I for one would love to see Mr Bradley try to buy drugs with school meal vouchers and see how he gets on.

There is of course something in all of us that doesn’t want to be cynical. We want to believe that when politicians make decisions we don’t agree with that they’re still doing this for our good — that they have the same aims as us, but believe in a different way of achieving them.

In this case however, and particularly in the case of the MPs mentioned earlier, I truly believe this is just pure cruelty and an honest reflection of how the leading party views poor people — as having ‘deserved’ their poverty.

We can all agree that the free school meal vouchers are not a sustainable solution. They are only meant to be an immediate solution to an immediate problem. The long-term solutions of that problem should have been set into motion years ago. The simple, undeniable, and absolutely devastating fact is that without food vouchers thousands and thousands of children will go hungry this half-term. Or if they don’t go hungry, they’ll go cold when their parents will be forced into a choice between feeding them or paying for the heating.

To know that what you’re currently advocating will mean hundreds of children go hungry, and to do nothing about that when the cost of helping would be relatively small, is gross neglect at best and pure evil at worst. 
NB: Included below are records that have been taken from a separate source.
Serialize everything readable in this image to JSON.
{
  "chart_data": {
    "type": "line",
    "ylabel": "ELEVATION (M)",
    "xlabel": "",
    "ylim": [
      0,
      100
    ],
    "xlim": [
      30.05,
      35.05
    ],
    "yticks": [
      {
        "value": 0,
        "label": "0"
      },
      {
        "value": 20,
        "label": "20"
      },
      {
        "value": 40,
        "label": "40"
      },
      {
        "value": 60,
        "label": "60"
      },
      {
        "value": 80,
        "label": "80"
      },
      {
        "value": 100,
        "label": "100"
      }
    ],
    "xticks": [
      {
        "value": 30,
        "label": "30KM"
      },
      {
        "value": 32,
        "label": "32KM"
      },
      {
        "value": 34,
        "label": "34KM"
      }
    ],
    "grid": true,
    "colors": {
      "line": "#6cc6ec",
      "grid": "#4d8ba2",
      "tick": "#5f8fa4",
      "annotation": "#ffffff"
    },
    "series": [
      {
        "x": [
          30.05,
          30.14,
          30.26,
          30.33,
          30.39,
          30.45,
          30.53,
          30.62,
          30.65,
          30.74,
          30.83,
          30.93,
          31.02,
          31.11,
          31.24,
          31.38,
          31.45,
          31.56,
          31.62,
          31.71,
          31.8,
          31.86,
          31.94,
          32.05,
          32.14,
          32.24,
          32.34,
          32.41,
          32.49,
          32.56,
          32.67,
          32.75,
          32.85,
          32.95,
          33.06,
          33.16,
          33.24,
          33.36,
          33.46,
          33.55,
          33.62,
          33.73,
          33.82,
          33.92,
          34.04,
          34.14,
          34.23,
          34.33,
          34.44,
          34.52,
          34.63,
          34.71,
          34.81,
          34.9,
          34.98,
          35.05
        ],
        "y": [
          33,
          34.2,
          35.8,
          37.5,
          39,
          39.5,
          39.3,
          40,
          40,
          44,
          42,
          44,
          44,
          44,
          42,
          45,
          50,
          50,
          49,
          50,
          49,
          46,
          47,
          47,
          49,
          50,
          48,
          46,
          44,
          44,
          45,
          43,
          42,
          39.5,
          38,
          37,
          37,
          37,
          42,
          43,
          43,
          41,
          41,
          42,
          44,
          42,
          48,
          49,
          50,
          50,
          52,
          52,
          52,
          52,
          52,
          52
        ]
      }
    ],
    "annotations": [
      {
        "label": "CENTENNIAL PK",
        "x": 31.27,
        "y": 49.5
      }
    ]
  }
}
Feeding the children of this country isn’t about handouts or state generosity. It’s about investing in society. The child who is fed well will be the child who is far more likely to reach their full potential and break out of the cycle of poverty. This child, will also eventually give back to society. The government’s decision has let down a whole generation of kids, and it will have ramifications for decades to come. Marcus Rashford, the man behind the push to extend the scheme, put it best when he said:

‘a significant number of children are going to bed tonight not only hungry, but feeling like they do not matter because of comments that have been made today’.

This is at the core of the Conservative Party’s nastiness. Not only will they deny hungry kids food, but they will also degrade and insult their parents for the unfortunate circumstances they find themselves in.